The study found that both groups of physicians recommended a colonoscopy in a follow-up session at a higher frequency than guidelines would require, especially in situations where the initial findings were considered low-risk. In the lowest risk scenario -- a patient diagnosed with only a small, hyperplastic polyp -- 24 percent of gastroenterologists and 54 percent of general surgeons recommended a colonoscopy, either alone or in conjunction with another procedure, at a frequency of at least every five years. Medical guidelines do not recommend any follow-up colonoscopy for hyperplastic polyps because the presence of these polyps has not been shown to increase the risk of colorectal cancer. Among those patients with a single, small adenoma -- which is considered a low-risk abnormality -- the authors reported more than one-half of physicians surveyed would recommend repeat colonoscopy every three years or sooner.
More than 80 percent of the physicians in the study cited clinical evidence in scientific journals as having a major influence in their decisions, and said scientific evidence was significantly more influential than medical guidelines. Information obtained at medical conferences or meetings also was perceived as influential. The authors noted that one problem may be that different medical groups have somewhat differing recommendations, so doctors do not have one single source to turn to for practice guidelines. "Forces in the doctor's own practice may play a role, as well," said co-author Martin Brown, Ph.D., of NCI. "This includes concerns about liability, community influence, and financial incentives."
It may seem that conducting unnecessary colonoscopies in an effort to reduce the rates of colorectal cancer would not be a significant concern.

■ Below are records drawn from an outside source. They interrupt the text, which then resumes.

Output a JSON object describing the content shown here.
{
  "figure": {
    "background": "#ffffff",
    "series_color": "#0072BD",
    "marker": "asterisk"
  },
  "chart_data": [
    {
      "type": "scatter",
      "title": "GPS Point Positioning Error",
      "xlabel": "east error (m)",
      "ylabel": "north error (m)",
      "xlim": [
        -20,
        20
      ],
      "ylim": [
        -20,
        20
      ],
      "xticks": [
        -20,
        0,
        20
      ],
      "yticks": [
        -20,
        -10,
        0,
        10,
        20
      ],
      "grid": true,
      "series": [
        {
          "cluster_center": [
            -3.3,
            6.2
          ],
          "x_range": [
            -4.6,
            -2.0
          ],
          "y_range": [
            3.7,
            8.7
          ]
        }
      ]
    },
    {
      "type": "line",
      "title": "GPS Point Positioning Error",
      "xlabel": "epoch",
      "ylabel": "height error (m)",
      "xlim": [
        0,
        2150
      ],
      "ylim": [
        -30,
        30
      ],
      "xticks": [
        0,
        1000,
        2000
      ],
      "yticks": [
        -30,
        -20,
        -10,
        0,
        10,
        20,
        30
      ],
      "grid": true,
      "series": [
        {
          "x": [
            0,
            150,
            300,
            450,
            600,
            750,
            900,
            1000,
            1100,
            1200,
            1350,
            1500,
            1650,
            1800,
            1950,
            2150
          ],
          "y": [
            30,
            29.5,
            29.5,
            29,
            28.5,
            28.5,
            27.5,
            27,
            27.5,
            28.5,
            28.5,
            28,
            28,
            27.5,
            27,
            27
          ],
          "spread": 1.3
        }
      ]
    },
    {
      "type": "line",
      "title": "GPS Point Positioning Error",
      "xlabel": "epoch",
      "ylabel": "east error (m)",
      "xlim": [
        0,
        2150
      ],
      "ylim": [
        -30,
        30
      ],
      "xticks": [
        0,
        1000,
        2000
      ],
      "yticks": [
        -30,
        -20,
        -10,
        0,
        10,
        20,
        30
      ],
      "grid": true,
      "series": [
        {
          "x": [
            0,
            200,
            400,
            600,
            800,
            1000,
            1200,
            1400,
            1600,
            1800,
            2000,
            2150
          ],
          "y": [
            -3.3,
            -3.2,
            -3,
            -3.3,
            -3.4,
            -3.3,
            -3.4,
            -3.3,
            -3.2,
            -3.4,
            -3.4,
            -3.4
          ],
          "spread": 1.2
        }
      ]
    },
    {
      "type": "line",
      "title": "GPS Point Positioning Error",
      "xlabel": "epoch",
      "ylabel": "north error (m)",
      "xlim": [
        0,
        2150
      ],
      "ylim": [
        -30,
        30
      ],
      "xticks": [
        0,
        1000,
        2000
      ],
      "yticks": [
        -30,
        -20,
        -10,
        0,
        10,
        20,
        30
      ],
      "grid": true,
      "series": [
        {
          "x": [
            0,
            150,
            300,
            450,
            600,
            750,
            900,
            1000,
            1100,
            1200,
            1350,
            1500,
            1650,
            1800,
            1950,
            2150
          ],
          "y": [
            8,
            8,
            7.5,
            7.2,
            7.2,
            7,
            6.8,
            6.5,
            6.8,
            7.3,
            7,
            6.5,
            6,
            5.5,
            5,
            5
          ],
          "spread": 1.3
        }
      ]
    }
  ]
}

However, overuse of colonoscopy could affect quality of care. Increased wait times as lower-risk individuals get colonoscopies too frequently could result in delayed diagnosis or screening for higher-risk individuals. In addition, colonoscopies can result in complications, such as a reaction to sedation or a tear in the colon wall. For patients considered to have a low risk of colon cancer, the cumulative chance of complications could offset the benefits in cancer reduction. Colonoscopies are also expensive, so unnecessary follow-ups could pose a financial burden to patients and the health care system.
There will be an estimated 57,000 colorectal cancer-related deaths in 2004, making it the second leading cause of cancer mortality after lung cancer. As both the general population and the elderly population continue to increase, the resources for colonoscopy will become more limited, and it is critical that the colonoscopy resources are used efficiently and appropriately.